Entenda as principais mudanças
A reforma administrativa proposta por Moisés prevê a extinção de duas pastas. Outras três perdem o status de primeiro escalão. Outros órgãos de administração indireta do governo também encerrariam suas atividades. Veja o que muda:
Secretaria de Estado de Turismo, Cultura e Esporte
Criada em 2003 na reforma administrativa do então governador Luiz Henrique da Silveira, a antiga Secretaria da Organização do Lazer dividirá suas atribuições entre três estruturas. A Fundação Catarinense de Cultura (FCC) e a Fundação Catarinense de Esporte (Fesporte), que atualmente são órgãos de execução, passam a trabalhar com políticas públicas e fomentar os respectivos setores, ambas vinculadas à Secretaria de Desenvolvimento Social.

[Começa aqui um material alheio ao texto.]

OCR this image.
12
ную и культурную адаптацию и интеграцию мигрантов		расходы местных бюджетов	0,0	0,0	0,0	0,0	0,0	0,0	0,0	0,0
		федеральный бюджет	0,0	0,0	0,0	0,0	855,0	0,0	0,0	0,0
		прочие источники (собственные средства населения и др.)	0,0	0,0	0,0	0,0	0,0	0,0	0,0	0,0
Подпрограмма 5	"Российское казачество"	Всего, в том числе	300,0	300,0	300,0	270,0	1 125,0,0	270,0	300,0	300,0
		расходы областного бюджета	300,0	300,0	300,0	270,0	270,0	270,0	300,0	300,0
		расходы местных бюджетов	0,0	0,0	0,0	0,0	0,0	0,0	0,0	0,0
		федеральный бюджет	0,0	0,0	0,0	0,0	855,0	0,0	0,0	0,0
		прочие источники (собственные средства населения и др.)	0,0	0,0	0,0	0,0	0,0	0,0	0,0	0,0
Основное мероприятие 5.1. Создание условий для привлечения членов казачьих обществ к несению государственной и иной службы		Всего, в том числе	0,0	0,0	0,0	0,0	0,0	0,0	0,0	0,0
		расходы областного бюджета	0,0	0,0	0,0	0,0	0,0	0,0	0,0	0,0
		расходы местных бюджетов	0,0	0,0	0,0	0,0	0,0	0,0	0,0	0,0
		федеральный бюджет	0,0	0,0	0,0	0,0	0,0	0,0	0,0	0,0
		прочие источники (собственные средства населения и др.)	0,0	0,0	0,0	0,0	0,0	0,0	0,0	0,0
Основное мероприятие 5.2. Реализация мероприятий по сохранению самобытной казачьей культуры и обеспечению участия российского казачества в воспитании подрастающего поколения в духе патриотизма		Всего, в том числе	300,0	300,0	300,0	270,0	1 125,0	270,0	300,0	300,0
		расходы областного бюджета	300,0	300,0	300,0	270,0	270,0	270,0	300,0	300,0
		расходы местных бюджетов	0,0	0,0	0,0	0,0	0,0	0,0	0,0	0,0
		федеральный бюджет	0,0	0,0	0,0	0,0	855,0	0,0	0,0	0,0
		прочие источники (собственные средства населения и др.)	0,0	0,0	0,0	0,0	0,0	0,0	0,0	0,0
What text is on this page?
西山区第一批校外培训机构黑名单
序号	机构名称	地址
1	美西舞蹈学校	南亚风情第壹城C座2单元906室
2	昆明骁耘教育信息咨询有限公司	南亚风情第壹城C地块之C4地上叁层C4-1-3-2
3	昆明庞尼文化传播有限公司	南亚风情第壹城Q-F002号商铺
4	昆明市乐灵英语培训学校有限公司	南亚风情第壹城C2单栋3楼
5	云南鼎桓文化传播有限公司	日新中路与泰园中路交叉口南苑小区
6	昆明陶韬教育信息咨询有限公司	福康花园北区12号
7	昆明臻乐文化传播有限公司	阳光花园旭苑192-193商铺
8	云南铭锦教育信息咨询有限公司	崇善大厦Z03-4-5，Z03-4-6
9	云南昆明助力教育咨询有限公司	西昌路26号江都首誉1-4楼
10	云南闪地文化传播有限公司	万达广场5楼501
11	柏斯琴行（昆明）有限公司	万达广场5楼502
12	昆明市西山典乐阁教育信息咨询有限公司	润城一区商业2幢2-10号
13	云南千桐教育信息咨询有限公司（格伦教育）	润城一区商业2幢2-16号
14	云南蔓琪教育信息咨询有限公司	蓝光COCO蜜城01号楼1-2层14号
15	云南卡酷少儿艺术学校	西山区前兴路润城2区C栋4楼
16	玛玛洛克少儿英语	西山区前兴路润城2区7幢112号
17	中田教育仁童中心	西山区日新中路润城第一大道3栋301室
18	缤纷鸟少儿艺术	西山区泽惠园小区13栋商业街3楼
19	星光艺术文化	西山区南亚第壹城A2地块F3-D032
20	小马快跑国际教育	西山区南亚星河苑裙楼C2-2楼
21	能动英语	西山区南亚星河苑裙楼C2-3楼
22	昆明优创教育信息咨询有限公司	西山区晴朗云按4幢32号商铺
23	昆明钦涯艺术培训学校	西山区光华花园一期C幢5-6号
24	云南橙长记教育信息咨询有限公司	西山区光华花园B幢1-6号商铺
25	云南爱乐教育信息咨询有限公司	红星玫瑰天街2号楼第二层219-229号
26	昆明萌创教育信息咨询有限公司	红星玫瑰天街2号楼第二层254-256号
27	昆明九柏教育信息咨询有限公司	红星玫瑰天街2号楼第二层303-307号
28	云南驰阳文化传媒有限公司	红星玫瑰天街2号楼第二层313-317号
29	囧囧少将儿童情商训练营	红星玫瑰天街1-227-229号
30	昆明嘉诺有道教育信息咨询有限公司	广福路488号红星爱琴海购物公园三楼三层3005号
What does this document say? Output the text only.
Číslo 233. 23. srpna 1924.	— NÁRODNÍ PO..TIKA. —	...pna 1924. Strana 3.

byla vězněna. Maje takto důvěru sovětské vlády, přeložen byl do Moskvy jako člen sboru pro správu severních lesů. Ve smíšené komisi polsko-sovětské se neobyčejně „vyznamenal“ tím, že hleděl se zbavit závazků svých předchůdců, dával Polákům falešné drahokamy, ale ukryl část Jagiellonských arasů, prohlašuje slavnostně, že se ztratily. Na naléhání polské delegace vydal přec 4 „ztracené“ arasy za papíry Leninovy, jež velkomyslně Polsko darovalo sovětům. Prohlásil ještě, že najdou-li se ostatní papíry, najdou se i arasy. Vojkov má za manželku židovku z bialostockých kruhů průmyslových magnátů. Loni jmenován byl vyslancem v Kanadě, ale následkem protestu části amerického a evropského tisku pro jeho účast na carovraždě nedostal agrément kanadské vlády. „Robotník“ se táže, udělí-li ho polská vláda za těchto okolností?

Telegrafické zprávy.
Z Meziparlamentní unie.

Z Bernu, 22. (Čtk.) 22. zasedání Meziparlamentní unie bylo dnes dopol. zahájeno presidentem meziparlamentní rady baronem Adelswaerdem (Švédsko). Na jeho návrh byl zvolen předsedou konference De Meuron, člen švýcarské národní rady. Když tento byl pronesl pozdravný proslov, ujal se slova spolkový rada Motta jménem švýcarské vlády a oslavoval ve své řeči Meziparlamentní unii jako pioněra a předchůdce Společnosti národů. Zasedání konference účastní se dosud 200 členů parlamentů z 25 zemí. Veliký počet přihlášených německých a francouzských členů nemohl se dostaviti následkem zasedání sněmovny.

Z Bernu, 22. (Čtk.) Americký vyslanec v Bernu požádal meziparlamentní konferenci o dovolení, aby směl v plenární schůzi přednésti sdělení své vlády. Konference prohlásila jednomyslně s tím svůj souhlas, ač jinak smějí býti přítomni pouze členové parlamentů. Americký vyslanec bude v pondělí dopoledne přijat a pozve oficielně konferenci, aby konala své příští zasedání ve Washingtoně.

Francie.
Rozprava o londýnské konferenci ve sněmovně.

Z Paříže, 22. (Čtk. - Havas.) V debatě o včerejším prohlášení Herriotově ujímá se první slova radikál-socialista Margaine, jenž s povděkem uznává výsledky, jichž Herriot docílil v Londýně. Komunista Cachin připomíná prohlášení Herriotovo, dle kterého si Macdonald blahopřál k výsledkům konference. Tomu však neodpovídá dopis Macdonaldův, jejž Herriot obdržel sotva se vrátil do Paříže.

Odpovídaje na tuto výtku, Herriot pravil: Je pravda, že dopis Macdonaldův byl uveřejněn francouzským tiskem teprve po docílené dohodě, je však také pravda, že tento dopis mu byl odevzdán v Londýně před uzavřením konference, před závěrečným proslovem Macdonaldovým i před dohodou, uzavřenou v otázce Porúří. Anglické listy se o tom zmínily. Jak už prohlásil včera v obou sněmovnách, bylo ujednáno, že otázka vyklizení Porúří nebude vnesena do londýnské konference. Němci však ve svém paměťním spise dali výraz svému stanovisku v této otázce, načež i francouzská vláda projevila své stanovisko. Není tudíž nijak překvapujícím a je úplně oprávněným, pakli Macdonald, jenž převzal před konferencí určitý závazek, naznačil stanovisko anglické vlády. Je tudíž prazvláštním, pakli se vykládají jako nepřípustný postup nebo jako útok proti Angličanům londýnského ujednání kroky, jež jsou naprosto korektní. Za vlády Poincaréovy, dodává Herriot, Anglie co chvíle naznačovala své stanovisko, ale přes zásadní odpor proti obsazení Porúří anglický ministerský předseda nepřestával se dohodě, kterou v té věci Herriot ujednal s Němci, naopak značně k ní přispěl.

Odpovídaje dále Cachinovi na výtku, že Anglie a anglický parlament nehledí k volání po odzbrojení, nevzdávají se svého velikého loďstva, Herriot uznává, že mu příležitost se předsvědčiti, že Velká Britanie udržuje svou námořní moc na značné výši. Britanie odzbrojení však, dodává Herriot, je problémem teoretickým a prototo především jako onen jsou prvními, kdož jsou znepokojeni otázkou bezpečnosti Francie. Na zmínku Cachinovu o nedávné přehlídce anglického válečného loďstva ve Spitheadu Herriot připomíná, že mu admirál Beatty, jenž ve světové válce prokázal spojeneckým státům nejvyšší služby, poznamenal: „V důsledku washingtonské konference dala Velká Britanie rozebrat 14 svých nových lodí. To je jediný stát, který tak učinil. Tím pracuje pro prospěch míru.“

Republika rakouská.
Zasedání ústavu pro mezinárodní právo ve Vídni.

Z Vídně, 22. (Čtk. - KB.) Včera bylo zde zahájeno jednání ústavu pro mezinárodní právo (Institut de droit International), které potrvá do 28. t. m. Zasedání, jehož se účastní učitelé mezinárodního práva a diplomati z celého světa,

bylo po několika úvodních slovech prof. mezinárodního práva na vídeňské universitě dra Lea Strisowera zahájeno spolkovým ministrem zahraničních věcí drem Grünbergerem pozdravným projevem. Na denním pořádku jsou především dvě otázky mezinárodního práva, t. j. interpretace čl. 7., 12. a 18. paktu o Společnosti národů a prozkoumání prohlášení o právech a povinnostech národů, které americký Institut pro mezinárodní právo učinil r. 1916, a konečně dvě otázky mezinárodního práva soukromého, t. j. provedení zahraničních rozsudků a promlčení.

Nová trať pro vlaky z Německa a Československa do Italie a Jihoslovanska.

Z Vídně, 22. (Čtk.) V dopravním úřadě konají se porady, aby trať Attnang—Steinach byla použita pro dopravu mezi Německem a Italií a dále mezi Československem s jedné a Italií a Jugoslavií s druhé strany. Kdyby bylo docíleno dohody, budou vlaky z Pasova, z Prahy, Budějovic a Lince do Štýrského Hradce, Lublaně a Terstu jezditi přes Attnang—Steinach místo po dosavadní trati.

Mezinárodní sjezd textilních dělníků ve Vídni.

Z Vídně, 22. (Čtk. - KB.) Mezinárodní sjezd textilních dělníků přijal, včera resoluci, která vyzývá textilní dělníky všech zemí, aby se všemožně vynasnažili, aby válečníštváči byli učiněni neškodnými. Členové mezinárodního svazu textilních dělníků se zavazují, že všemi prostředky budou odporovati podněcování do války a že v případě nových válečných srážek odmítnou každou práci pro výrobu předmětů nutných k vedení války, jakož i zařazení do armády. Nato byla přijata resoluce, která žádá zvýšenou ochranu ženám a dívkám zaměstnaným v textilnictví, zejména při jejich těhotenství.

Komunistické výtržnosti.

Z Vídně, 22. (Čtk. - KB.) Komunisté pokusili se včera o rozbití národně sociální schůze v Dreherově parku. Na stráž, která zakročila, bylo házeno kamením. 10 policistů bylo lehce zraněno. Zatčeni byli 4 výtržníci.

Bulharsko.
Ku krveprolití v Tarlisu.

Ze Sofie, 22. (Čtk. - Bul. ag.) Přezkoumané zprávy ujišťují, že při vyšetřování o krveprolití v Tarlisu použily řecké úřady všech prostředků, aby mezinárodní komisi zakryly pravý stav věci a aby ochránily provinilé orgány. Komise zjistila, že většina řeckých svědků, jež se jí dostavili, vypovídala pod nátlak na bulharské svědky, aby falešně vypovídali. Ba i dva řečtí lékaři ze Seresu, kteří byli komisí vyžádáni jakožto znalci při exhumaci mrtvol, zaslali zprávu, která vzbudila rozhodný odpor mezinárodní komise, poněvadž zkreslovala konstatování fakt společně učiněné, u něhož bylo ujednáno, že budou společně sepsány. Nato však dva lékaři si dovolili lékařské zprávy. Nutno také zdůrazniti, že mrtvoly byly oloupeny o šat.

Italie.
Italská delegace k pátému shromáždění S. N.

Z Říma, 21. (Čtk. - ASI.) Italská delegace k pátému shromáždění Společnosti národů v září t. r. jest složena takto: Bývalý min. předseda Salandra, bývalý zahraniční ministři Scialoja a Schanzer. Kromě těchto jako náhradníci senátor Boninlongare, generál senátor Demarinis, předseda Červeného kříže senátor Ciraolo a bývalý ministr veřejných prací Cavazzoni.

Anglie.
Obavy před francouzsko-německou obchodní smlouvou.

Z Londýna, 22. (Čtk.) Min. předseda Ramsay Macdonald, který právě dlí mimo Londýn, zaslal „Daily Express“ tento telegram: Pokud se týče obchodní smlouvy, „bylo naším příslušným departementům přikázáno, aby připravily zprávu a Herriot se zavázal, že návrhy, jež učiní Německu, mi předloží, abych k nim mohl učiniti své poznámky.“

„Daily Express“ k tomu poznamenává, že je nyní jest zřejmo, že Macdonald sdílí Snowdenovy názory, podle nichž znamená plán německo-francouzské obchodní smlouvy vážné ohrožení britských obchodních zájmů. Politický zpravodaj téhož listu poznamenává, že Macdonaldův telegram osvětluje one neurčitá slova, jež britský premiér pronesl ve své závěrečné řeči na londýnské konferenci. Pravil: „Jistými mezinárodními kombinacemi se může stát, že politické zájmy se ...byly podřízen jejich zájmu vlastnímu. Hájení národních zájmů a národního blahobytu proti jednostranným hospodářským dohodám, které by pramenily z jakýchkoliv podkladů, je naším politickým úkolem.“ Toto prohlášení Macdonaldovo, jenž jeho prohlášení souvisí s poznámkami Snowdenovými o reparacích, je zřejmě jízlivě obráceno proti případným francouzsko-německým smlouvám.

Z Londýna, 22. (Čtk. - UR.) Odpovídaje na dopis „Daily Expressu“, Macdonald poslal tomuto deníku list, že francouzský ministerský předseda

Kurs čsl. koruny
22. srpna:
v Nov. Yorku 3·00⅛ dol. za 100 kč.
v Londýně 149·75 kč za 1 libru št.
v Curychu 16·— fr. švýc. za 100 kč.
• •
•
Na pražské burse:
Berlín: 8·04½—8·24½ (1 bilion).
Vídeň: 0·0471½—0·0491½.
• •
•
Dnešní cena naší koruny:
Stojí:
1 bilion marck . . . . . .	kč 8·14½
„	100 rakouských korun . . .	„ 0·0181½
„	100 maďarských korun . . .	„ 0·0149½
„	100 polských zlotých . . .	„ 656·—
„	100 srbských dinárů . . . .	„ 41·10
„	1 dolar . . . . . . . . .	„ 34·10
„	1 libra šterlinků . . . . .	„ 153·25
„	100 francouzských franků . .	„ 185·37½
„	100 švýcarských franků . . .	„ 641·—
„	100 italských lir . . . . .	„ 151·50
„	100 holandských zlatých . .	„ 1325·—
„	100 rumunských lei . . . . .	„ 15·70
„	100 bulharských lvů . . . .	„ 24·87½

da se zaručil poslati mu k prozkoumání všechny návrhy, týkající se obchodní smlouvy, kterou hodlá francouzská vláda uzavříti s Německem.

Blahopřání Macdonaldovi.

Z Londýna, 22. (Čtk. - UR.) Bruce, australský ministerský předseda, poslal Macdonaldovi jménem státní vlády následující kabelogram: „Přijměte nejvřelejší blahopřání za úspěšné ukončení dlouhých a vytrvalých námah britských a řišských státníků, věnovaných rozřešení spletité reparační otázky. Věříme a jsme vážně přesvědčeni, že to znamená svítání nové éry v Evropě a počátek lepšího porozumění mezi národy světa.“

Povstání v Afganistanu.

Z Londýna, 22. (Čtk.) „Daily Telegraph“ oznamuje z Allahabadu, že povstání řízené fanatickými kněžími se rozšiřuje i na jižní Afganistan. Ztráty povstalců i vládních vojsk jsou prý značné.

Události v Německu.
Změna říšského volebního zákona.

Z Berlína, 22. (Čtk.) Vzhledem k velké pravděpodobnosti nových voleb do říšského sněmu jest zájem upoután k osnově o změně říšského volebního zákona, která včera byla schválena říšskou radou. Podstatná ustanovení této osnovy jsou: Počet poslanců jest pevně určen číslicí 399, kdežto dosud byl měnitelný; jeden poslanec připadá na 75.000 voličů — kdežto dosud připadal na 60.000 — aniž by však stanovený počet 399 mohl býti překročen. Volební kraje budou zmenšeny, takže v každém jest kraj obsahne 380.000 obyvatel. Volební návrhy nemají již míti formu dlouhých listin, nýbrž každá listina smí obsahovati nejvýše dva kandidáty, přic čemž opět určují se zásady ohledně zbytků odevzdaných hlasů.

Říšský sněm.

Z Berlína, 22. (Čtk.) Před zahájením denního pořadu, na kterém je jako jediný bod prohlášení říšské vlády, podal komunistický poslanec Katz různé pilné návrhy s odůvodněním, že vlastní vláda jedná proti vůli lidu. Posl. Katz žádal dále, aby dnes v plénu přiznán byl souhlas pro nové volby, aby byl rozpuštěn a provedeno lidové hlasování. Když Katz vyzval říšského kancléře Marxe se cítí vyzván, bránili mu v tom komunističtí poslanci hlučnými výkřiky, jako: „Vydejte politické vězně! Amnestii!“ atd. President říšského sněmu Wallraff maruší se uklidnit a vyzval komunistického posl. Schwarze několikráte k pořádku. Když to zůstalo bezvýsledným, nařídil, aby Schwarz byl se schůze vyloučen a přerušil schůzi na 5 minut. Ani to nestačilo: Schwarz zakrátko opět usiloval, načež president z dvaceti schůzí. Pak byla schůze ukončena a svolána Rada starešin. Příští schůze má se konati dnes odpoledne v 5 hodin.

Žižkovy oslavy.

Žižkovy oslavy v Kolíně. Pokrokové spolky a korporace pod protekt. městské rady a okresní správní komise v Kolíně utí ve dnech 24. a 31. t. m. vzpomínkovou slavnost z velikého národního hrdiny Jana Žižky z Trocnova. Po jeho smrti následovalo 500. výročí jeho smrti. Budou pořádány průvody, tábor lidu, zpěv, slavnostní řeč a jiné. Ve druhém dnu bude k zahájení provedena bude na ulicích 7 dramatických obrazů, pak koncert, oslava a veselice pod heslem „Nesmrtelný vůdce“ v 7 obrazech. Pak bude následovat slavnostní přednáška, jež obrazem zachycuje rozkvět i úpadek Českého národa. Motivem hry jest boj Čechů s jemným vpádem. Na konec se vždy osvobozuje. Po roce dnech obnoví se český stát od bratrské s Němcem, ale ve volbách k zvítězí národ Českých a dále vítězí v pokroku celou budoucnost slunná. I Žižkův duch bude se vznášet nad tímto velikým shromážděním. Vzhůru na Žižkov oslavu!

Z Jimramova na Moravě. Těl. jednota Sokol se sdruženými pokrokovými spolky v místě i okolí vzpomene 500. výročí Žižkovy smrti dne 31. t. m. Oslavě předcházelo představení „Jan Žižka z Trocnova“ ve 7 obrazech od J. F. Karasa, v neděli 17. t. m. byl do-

A situação da Santa Catarina Turismo S/A é um pouco mais complexa. Como atualmente é uma empresa de economia mista, o Governo do Estado pretende extingui-la e criar uma autarquia sob o nome vinculada à Secretaria de Desenvolvimento Econômico Sustentável. A mudança é necessária porque apenas os órgãos de governo podem executar as políticas públicas do setor. De acordo com o governo, a transição deve levar de três a quatro meses após a sanção da reforma administrativa.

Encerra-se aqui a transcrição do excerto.